You can remove the fuel feed line from the side of the carburetor and cranking over the engine will flush fresh fuel from the tank through the lines and the fuel pump.
It will be dark brown after 2 years and you'll know you're getting fresh gas when it goes more clear in color.
If you have an inline filter by the carburetor you should replace that with a paper element filter. Not a screen filter. A screen filter will still let debris into the carb and I never would recommend that.
Then once you have fresh gas to the carb.
The bowl of the carb needs to come off.
There's a center bolt in the bowl on the carb that will let the bowl come off.
You will need carb cleaner to spray around the float pivot and the needle valve above the float to disolve the gum and varnish.
Spray through every hole you can find at this point.
Put the bowl back on and see if it will fire up.
It should run, but if it runs rough you will need to take the entire carb off the engine and disassemble it completely to clean every passage in it.

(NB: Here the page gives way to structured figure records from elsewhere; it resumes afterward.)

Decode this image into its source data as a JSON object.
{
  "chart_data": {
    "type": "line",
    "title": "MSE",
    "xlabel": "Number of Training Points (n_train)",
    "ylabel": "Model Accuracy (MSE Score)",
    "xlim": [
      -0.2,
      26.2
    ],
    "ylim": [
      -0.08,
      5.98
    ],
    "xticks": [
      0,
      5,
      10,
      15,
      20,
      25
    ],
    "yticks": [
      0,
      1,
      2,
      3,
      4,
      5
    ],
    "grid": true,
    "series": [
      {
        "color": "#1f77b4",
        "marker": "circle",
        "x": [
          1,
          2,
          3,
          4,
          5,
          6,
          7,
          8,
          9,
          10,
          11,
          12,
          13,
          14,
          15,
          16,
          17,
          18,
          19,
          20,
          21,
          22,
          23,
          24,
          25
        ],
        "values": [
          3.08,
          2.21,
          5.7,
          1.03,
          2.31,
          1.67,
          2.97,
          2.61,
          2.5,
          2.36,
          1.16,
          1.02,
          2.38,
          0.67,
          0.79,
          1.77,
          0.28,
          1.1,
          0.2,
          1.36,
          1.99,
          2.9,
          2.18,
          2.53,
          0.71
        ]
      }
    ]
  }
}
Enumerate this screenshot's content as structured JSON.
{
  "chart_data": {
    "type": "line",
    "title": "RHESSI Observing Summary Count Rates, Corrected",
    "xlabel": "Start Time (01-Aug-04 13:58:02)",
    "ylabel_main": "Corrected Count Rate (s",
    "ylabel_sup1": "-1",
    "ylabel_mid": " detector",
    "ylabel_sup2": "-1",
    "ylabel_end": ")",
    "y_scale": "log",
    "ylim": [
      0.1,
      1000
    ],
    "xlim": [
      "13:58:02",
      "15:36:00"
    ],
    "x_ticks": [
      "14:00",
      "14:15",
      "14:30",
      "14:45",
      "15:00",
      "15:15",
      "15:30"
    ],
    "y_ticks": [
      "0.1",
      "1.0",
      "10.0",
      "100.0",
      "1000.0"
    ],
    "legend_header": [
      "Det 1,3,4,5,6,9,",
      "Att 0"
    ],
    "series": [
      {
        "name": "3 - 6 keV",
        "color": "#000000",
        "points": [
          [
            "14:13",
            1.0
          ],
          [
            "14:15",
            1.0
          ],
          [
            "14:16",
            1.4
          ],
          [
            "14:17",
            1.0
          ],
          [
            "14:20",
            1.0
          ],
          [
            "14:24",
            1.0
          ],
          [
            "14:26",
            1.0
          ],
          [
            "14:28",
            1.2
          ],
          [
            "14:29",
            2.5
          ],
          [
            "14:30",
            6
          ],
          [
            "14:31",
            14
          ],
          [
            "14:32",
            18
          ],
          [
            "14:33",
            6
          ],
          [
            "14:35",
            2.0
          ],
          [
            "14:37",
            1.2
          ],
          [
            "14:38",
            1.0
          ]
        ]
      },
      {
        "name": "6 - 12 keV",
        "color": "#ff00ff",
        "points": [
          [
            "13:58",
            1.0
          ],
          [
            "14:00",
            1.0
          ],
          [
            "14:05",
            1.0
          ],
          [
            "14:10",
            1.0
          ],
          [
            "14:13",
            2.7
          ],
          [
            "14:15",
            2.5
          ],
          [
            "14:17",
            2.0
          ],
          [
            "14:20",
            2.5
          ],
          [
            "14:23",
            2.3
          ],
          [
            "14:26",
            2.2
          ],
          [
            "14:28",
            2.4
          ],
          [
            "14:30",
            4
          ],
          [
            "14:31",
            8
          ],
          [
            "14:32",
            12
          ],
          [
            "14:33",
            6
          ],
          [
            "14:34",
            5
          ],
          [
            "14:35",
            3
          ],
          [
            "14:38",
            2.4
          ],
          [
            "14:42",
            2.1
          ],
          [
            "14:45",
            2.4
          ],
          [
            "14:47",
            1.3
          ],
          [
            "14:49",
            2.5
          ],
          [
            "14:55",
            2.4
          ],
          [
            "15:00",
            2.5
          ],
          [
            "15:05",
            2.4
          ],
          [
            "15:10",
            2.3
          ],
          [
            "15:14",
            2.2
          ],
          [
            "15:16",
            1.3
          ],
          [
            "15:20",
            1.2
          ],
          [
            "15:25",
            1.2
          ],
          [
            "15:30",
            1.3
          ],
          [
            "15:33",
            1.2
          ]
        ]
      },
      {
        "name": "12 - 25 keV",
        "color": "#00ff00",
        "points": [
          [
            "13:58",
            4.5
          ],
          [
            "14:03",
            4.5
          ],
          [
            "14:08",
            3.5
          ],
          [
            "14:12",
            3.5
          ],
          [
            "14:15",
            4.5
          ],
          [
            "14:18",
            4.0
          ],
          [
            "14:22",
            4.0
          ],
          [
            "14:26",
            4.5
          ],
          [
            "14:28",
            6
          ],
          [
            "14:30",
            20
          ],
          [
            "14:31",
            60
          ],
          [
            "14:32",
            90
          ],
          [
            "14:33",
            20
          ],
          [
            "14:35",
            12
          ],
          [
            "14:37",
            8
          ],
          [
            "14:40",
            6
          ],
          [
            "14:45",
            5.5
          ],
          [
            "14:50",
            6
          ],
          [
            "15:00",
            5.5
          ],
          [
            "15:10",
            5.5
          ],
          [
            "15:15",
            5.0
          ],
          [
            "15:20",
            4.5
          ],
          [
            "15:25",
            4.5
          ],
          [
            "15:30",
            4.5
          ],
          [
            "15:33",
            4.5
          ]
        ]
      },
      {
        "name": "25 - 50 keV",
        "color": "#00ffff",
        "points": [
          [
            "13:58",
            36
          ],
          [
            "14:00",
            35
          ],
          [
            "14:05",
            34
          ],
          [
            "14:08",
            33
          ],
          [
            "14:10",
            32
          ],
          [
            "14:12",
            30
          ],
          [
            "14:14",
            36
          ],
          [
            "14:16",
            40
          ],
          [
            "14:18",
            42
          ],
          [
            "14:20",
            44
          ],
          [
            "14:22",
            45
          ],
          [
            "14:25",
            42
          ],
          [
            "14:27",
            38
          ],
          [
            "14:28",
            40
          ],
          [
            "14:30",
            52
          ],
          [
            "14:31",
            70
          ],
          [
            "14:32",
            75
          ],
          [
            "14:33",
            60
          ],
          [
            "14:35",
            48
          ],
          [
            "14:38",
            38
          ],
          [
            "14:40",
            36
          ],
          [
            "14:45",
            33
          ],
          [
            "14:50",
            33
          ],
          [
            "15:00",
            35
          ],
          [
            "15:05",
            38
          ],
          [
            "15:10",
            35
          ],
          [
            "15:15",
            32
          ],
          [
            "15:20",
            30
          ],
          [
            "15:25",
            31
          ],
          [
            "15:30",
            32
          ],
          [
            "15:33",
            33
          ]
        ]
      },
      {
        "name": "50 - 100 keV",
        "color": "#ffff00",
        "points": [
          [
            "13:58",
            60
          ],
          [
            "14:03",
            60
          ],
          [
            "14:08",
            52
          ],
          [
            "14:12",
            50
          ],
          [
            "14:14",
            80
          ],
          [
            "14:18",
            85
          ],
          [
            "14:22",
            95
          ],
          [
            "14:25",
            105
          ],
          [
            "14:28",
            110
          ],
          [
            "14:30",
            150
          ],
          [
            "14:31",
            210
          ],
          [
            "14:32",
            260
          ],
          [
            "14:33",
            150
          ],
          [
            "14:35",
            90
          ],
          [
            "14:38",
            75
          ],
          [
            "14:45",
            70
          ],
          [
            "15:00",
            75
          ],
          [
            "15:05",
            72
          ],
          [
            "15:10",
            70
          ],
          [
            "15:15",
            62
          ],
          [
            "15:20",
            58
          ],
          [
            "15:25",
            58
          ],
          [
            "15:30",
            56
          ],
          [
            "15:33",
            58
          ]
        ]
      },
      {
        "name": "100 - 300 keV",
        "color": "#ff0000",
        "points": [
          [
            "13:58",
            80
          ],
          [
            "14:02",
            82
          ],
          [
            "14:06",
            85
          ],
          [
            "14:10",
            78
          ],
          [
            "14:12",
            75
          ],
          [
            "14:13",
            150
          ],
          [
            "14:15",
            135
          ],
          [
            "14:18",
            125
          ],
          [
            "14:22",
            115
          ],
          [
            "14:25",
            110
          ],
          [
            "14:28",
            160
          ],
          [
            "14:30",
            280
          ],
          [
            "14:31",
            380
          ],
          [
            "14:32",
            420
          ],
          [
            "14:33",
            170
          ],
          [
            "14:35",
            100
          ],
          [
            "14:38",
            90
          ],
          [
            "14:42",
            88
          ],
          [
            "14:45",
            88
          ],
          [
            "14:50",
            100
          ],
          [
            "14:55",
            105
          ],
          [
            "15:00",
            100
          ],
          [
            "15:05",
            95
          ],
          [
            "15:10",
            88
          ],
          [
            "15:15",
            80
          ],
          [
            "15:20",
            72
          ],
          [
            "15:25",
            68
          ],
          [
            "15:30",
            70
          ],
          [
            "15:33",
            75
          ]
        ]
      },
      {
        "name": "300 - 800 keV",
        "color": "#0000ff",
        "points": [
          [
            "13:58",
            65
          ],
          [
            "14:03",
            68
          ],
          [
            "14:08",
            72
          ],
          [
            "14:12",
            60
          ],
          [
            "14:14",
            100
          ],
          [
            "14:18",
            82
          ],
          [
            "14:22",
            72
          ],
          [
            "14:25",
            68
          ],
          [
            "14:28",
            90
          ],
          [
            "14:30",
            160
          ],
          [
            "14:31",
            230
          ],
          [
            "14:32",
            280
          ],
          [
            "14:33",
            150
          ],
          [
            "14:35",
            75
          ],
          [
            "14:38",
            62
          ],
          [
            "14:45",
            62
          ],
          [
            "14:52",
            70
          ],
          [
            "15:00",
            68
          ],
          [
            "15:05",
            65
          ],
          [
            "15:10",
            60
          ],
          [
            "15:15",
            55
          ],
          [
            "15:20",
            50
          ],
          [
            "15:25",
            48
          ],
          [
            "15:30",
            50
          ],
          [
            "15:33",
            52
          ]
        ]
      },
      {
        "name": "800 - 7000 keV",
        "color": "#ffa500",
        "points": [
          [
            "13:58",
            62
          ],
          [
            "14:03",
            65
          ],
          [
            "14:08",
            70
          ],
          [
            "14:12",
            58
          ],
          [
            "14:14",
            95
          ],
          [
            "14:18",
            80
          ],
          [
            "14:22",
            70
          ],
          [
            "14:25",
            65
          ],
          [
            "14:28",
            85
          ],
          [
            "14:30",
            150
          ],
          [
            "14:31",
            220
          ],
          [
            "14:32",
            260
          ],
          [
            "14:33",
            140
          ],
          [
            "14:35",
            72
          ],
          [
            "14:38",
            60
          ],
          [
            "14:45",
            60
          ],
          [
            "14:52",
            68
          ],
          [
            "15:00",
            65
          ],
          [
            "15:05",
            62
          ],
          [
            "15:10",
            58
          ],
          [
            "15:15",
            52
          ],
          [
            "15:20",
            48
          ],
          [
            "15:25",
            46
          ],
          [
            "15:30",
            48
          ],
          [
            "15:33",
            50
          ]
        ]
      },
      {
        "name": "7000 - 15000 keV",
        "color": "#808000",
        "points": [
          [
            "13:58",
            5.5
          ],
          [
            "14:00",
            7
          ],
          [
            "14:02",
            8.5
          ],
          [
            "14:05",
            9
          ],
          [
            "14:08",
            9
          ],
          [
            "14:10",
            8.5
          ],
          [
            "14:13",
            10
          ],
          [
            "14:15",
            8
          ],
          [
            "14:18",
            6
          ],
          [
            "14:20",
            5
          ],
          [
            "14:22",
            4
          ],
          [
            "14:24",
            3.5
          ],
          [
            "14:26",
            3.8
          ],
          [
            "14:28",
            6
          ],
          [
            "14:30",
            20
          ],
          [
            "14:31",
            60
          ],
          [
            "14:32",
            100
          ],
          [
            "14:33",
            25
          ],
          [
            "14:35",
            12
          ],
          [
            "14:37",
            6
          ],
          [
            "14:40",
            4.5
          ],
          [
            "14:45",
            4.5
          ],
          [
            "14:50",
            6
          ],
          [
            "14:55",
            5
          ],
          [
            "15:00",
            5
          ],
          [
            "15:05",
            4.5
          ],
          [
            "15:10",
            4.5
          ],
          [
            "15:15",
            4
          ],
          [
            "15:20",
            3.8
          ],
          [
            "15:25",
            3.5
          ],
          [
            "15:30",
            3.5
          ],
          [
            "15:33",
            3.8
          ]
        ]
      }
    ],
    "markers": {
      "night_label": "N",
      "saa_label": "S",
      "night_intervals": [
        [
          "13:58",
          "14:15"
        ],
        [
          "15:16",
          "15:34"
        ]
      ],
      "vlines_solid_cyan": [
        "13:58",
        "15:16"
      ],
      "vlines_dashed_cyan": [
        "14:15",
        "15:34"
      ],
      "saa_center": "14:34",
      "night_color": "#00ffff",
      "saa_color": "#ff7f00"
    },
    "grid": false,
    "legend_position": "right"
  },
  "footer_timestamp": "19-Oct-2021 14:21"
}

This may sound daunting but it's not really that bad if you have some basic tools and a way to siphon the old fuel out of the tank.
Let me know if there's anything else I can help you with.
Customer: replied 4 years ago.

Thank you for your answer! I think I may have mislead you on the time the mower has not been used which has been about three monthes. I purchased the mower about two years ago. However, I believe your answer still covers the issue unless I hear further from you. I never have had an issue with the mower with exception to a backfire occasionally when I turn it off.

Yeah I still think your battery is probably shot. Getting 1 year out of a lawn and garden battery is about their limit most of the time.
I'd start with the battery. 3 months isn't really that long for a mower to sit so it should run on the fuel that's in it.
The backfire on shut down is a common trait to mower engines.
To reduce it as much as possible idle the engine down for 15 seconds before turning the key off.
The backfire is unburnt gas igniting from the heat of the exhaust causing the backfire.